Una explicación muy elaborada, que se hizo evidente que era una gran farsa cuando uno de sus empleados, vestido de uniforme, entró en la tienda.
—¡Por fin he terminado con el reparto de los osos! ¡Ahora sólo faltan las cosas de la fiesta del anti-San Valentín! —exclamó alegremente.
Tenía unos treinta y pocos años y llevaba un atuendo muy parecido al que llevaban los repartidores de la cadena de tiendas Eros: un mono blanco, pero en vez de llevar un corazón rojo dibujado en la espalda, tenía un corazón roto, con el nombre del negocio algo difuminado y en letras más pequeñas de lo normal, por lo que no podían leerse con claridad.
—¡¿Eso también es una coincidencia?! —exclamó Pedro, ultrajado, señalando el uniforme casi idéntico al de su empresa.
—Sí. ¡Yo no tengo culpa de que la gente no se fije en las diferencias que hay y sólo aprecien las similitudes con esa famosa tienda!

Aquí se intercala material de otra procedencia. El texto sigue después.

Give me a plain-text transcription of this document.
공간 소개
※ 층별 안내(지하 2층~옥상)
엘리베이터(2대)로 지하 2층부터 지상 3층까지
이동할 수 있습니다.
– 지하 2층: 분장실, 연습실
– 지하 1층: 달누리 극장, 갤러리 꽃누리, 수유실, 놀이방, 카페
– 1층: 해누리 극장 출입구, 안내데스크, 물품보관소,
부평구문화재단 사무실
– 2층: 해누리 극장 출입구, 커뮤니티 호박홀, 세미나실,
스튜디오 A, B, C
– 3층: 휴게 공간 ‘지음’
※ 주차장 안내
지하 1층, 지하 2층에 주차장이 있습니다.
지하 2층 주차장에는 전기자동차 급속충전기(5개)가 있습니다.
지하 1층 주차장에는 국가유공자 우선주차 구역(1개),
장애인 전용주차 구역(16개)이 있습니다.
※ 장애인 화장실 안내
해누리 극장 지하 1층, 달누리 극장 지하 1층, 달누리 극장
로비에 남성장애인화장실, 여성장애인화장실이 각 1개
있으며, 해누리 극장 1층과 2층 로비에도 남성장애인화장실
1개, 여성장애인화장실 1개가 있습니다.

Además, si nos dejan entrar en algún lado confundiéndonos con ellos, no es nuestro problema: ¡que hubieran leído la letra pequeña! —se burló abiertamente Paula, señalando los distorsionados caracteres del uniforme donde estaba escrito el nombre de su negocio.
—¿Quién es éste? —dijo Joel, un tanto molesto por el interrogatorio tan presuntuoso del desconocido—. Tu cara me suena, pero no sé de qué — añadió, intentando recordar dónde había visto antes a aquel niño bonito vestido de Armani—. Paula, ¿te queda mucho para terminar? Sabes que debemos ir a la fiesta para que la inaugures. Marian me ha dicho que ya está allí la tarta en forma de corazón roto que le encargaste.
—¡Me encantan esas fiestas de anti-San Valentín! Son tan originales... —suspiró Carla, intentando que la invitaran una vez más a uno de esos escandalosos festejos.
—Lo siento, tú tienes pareja, así que te aguantas —contestó Paula.
—Podía romper con él por un día... —sugirió la rubia, quejumbrosa.
—No creo que a Thomas le gustase demasiado la idea —comentó la dueña, mientras miraba una curiosa lista—. Anda, ven y ayúdame a terminar esto. Así las dos podremos irnos a casa.
Carla dejó a Pedro en manos de Joel mientras se acercaba al mostrador para realizar uno de los trabajos que más le gustaban.
—¿Tacones rojo infarto o botas militares? —preguntó Paula sonriente, mostrando unos bonitos zapatos de tacón de un rojo chillón y unas viejas botas con suela de goma bastante usadas.
—¡Por Dios, no sé ni cómo te atreves a preguntar! —señaló Carla, falsamente indignada—. ¡Los tacones, por supuesto!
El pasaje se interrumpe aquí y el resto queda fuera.